I think all art, in various ways, has social dimensions. Even looking at art is a fundamental way to look at yourself. Your brain tells you that what you see is what you are experiencing. But if you are looking at a painting, the interpretation exists within yourself and not on the wall. What I’m interested in is how engaging in art effects the viewer. For me, great art is capable of helping people negotiate with themselves who they are and what qualities they want in life. All of my art works in one way or another trying to address that. The works I do that are more immersive, like large scale installation, question what it means to actually take a stand in life. How do we find out who we are, how we translate ideas about ourselves into the way we live? Sometimes the works are successful and sometimes less successful. Green light is more of a workshop format where the immediate aesthetics are within a small handheld object. The space itself is a more pragmatic space. It’s a bit like a laboratory.
I find this project fascinating because of its overall depth of creation, your conception and delivery, the site-specific fabrication, and community-dependant completion. What makes the final object carry the weight of your message and voice on the subject?
The green light, the actual sculpture, functions on several levels. If you just have a straightforward informal relationship with it, I think it is a quite beautiful diamond-shaped object to look at. You can see the materials it is made of—it isn’t hiding anything. Now, if you want to take it one step further, and you look into the mathematics of it and actually take a closer look at the object, you will see it is made of sustainable materials. You can see the algebraic content and that it is derived from a cube which has been cut in a specific way. What has been taken away from the cube has the same mass as what is left. They are units that can be compiled together. Depending on how you put them together, they become a sphere or they can be a cube, or a wall, or ceiling, or floor. It is a modular system that could be used as an architectural component.
We are delighted to have been one of the three cities to host Green light. What is the significance of utilizing only three cities in a limited release of the project?
The project takes a lot of local motivation. We want it to continue and expand even further, and we are looking at how to replicate it, like “copy and paste.” To be totally honest, it wouldn’t have to be my Green light. It is also interesting to look at this as an example of how when you get people together in a way that allows them to share their labor and efforts, you can achieve a lot. The project will travel to other cities as well but, more importantly, it is the idea that people might be able to do more for each other than they think.
Now that the project is well underway, how have you gauged its success with so many moving parts? Are you pleased with its outcome so far? Is there a final conclusion to this project?

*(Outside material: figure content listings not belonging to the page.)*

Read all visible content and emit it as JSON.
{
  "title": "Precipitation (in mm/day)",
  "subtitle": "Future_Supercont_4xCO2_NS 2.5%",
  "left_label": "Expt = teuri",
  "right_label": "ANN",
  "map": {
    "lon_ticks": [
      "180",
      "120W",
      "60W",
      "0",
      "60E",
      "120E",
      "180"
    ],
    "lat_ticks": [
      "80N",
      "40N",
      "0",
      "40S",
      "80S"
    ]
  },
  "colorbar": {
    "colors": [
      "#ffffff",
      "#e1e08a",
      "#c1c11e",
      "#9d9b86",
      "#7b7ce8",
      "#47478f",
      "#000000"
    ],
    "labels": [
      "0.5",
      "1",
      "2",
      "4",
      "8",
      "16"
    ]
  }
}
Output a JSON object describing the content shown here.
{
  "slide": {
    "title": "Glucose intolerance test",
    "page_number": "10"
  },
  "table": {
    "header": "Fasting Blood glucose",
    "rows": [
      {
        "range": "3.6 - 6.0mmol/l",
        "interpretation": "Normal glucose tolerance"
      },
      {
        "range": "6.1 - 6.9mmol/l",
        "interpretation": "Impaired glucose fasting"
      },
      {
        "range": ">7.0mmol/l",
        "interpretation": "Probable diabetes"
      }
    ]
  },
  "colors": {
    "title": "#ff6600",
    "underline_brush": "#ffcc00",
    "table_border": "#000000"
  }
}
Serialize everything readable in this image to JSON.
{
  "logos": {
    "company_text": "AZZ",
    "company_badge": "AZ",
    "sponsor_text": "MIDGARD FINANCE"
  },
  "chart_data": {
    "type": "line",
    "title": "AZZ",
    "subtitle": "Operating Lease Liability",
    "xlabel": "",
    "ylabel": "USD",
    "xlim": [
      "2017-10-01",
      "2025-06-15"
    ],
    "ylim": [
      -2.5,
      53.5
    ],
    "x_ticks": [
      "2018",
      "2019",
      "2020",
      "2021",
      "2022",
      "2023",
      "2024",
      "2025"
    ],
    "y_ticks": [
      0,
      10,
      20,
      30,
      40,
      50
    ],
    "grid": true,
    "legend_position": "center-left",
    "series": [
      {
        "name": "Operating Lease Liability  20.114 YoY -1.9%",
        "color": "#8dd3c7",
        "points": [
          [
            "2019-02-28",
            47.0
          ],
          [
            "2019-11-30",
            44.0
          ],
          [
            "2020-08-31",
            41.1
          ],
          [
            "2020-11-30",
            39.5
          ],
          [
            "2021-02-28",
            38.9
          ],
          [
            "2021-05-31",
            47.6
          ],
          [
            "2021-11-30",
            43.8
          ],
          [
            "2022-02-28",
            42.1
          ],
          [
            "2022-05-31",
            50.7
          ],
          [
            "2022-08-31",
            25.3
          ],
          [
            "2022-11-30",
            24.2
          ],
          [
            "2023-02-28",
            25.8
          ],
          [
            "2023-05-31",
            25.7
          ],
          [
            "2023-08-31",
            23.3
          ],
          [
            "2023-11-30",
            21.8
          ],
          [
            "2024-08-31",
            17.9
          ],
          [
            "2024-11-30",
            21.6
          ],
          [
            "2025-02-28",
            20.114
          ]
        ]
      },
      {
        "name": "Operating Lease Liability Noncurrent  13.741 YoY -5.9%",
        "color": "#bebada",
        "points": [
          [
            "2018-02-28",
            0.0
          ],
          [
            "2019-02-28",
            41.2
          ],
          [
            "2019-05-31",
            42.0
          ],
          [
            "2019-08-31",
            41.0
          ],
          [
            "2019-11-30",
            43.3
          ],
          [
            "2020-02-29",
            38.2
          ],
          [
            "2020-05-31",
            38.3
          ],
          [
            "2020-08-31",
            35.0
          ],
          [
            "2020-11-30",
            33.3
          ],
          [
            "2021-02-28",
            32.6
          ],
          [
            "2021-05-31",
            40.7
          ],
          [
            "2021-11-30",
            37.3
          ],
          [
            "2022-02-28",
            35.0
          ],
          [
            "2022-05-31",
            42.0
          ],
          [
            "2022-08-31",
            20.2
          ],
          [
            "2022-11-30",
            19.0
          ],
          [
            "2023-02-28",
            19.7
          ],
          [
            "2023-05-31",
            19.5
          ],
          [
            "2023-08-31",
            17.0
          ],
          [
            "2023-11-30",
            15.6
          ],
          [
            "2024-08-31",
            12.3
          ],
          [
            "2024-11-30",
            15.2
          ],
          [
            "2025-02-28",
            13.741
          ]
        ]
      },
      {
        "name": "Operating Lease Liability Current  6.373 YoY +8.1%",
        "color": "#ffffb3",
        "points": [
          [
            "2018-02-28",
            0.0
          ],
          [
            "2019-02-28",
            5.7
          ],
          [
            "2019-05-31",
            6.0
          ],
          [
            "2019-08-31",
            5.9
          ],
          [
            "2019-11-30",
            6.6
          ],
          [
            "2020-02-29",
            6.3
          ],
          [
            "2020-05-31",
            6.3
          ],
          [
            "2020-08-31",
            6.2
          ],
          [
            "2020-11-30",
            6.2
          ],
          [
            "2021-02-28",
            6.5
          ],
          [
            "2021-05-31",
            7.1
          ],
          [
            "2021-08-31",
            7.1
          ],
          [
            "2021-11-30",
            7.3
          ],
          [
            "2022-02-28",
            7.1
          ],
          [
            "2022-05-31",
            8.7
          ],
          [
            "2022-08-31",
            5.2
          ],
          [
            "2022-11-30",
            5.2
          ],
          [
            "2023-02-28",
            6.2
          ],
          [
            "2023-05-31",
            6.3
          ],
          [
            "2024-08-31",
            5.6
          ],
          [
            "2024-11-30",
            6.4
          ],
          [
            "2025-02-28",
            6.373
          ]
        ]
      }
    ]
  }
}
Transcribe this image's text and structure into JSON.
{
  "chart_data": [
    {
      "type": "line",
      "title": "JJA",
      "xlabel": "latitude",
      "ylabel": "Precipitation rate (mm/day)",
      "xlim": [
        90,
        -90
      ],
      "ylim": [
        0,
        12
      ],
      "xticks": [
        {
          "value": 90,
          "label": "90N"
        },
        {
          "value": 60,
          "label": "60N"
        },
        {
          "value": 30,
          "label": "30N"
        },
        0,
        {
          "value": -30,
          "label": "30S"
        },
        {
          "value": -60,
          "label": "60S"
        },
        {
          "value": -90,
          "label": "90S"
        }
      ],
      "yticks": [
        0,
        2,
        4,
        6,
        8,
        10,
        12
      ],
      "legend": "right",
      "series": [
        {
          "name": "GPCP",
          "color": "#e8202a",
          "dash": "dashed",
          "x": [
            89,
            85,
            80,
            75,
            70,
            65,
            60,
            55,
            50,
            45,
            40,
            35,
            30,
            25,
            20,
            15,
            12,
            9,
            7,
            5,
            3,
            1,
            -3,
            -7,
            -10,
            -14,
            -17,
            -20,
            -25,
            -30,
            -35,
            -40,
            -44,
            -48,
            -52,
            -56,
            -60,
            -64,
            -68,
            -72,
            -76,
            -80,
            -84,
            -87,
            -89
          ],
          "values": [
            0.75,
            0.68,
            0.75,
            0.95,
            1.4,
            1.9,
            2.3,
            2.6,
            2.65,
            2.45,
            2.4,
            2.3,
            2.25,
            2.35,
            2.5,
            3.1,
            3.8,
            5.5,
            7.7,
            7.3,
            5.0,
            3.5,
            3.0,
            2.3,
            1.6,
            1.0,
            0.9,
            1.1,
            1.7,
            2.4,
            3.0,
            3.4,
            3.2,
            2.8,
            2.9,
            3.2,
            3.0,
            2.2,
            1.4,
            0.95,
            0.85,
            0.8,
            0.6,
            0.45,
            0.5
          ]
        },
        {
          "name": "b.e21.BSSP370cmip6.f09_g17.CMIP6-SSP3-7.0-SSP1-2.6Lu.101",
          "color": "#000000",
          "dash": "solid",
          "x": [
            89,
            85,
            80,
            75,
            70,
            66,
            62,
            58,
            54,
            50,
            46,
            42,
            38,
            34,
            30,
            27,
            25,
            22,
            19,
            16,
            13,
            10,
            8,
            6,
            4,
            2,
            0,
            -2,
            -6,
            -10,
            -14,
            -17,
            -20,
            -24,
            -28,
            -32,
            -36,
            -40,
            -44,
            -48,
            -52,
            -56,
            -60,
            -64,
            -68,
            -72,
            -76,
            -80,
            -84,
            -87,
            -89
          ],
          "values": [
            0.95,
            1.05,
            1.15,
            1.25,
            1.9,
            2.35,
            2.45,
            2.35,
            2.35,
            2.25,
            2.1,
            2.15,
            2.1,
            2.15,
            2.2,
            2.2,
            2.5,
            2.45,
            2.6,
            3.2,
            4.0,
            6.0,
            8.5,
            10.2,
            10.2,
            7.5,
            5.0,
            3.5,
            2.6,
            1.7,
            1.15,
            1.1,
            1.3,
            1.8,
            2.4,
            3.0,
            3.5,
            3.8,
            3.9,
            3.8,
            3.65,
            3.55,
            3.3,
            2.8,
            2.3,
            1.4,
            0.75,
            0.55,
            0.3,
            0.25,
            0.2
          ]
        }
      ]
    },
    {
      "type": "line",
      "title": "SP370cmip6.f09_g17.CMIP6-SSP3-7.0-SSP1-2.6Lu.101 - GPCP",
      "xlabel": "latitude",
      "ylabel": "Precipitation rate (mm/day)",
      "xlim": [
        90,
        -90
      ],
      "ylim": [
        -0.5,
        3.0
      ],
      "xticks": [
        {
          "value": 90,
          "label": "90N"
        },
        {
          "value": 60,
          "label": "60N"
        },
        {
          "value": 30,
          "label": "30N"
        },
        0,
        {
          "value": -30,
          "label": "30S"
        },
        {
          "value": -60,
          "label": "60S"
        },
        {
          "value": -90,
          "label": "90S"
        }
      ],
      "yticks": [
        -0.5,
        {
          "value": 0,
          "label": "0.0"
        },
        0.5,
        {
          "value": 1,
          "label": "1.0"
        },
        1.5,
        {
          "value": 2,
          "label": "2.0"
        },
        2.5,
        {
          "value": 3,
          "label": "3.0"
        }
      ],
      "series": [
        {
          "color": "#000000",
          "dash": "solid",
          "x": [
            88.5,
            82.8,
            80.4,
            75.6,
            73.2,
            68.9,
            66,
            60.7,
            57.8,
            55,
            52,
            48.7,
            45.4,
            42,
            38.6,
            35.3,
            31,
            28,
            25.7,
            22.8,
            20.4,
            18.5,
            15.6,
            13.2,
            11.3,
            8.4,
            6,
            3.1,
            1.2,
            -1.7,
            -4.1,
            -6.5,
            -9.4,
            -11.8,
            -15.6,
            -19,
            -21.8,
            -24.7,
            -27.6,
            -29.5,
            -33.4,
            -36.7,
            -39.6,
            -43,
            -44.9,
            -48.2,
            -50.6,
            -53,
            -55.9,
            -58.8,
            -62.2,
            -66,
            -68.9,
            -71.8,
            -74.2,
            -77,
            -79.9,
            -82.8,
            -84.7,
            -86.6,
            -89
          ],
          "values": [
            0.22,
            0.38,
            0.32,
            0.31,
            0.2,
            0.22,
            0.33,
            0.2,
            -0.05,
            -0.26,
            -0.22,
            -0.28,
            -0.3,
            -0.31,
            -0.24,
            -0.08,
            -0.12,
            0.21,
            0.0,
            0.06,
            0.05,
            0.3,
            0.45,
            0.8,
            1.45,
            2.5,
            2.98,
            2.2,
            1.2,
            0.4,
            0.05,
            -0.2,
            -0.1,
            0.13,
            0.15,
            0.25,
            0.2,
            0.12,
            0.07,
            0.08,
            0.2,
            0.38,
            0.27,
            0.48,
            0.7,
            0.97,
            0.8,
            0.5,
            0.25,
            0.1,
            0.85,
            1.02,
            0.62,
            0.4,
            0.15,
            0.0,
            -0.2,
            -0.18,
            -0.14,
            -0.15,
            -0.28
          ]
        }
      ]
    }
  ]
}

Questions of refugees, immigrants, inspiration, and fundamental human interaction are never going to be resolved. That is an ongoing challenge shaped by the times in which it is happening. I think Green light is a project that can live on for a while but can give seeds to other ideas. Obviously, we have seen immigration in different parts of the world and in various ways but one of the greatest challenges is in Europe. Where I grew up, we see the lack of integrated efforts from the countries that have played a role in creating marginalized groups or ghettos. I know there is a different history here in the U.S. but there are similar challenges. Successful integration relies on a larger fundamental question: How does a nation see its future? I am convinced that refugees and migrants can strengthen the future of our countries in prosperous way—socially, economically, and in terms of urban stability. In that context, Green light is trying to promote a humanistic or value-driven statement. I hope that we are one of many initiatives that can push that thinking forward.